Monday, June 2, 2008

Walk in Fair Haven targets traffic woes

By Mary E. O’Leary
Register Topics Editor
NEW HAVEN
— Between the dollar bill lying in the street and the Biblical quote, it all seemed like a message from on high.
“It is wise to walk with someone who knows the way,” was the quote from the New Testament, John 14:6, on the sign board in front of Cathedral of Higher Praise on Grand Avenue across from the Fair Haven Middle School.
Several dozen walkers, mainly from Fair Haven, but also from the West River and East Rock neighborhoods, stopped their tour of Fair Haven streets to quickly pose in front of the church and tuck the dollar away for the project that had brought them out early on Saturday morning.
The man leading the way was Dan Burton, director of Walkable Communities, a guru of traffic calming and sustainable urban neighborhoods who has helped develop 600 plans across the country that move traffic safely and efficiently, while putting pedestrians back in the picture.
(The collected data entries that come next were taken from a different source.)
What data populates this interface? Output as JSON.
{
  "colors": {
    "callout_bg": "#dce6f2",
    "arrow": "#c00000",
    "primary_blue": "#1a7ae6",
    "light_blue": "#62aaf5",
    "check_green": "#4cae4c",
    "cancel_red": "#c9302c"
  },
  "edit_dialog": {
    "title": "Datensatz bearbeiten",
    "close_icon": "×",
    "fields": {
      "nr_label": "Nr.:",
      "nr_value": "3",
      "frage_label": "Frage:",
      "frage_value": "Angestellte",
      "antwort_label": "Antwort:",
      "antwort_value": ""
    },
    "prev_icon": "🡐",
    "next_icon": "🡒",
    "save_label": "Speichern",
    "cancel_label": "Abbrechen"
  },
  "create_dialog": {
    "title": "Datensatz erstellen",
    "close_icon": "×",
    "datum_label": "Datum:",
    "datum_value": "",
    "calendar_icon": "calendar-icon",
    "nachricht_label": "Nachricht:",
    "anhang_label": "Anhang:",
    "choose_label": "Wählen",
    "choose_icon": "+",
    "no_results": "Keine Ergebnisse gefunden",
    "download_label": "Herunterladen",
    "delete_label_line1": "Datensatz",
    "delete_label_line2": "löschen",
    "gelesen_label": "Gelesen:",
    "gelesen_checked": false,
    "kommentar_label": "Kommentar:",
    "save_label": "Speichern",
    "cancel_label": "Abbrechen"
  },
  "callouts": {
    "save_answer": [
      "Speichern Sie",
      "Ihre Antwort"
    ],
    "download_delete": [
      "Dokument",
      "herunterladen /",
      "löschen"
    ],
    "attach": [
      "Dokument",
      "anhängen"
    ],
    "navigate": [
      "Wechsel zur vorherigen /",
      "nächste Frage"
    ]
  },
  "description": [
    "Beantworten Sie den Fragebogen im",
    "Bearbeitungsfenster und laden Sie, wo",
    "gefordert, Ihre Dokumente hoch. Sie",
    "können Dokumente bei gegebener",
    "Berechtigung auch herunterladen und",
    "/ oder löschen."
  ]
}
“This is the first neighborhood in all of North America that raised its own money for traffic calming,” said Burton, as the group lined up for its walk along Front Street, Grand Avenue, East Pearl and Exchange streets. “That’s a good sign.”
Once they raised $5,000, with help from the Community Foundation of Greater New Haven, the city matched it and a traffic calming master plan for the northeast quarter of Fair Haven that prioritizes projects will by produced by Burton by mid-June.
Streets that encourage speeding were the main concern.
“This morning, when I was walking here, a garbage truck must have been doing 40 mph down Front Street. It’s ridiculous,” said Gerda Genece. She added that speeding vehicles on Lombard Street, where she lives, are even worse. “There are so many accidents,” Genece said.
Genece was one of the people who went door to door in Fair Haven to get some $400 in donations for the project and talk it up with her neighbors. It was she who spotted the dollar bill on Grand Avenue. “That’s your down payment,” Burton said for any future engineering changes.
“For the past 60 years, developers have designed neighborhoods more for cars than for people,” said Burton. “The result has been a drop in property values, a lack of socialization and an increase in crime,” he said, all of which have been reversed when people reclaim their streets.
He generally recommends 9-foot travel lanes for cars, with medians full of plantings on larger streets and roundabouts or mini-circles at intersections, both for safety reasons and to cut congestion.
He rejects speed bumps, which he said just shift a problem to other streets, and he recommends replacing stop signs with yield intersections.
He also assured them that the narrower traffic lanes have worked for fire equipment and snowplows in other cities.
Burton said these kinds of fixes reduce injury causing crashes by 90 percent, cut the noise level and lower air pollution levels.
“By using the right tools, you give yourself more parking, you reduce speed and you get your improved street networks. We’ve only been applying the wrong tools up to now,” Burton said.
As the group reached Burton said even though there are sidewalks and marked crossings over to a park along the Quinnipiac River, “the system is set up punishes you for being a pedestrian.”He said the corner of Front Street and Grand Avenue, should have an automatic walk phase, while he recommended bike lanes across the Grand Avenue Bridge and a narrower travel lane.
“We like to build intersections into a place, and really make it a dramatic place with an outdoor café, whatever … rather than only try to move traffic,” Burton said of Grand Avenue and Front Street. Anything that slows traffic “can only add to the safety, the place-making and ultimately smoothes out the problems you are having with the traffic,” Burton said.
Cars now jam Grand Avenue at the bridge ever since the nearby Ferry Street Bridge was shut for repairs. Improvements on the Ferry Street Bridge are ahead of schedule, but once it opens, the city plans to close the Grand Avenue Bridge for an upgrade. Burton said all this would have to be taken into consideration.
An important change on Grand Avenue was recommended at Fair Haven Middle School, where Burton suggested a median island and curb extensions on both sides so children crossing deal with only one-active lane of traffic, 10 feet at a time.
Burton showed examples of improved streets across the country, some made safer by just putting down brick, or other materials, or different color paint, with the most expensive involving raised intersections and new drainage.
The 40 people broke into smaller groups and offered specific suggestions for intersections in the neighborhoods, which included the needs of the businesses, and then prioritized them for Burton.
The driving force behind the project is Alderwoman Erin Sturgis-Pascale, D-14th, who was happy with the turnout Saturday. She said Burton helps people develop a common language and “start to build that vision about what is possible. Now we know it is done all over the place. That is the key,” she said.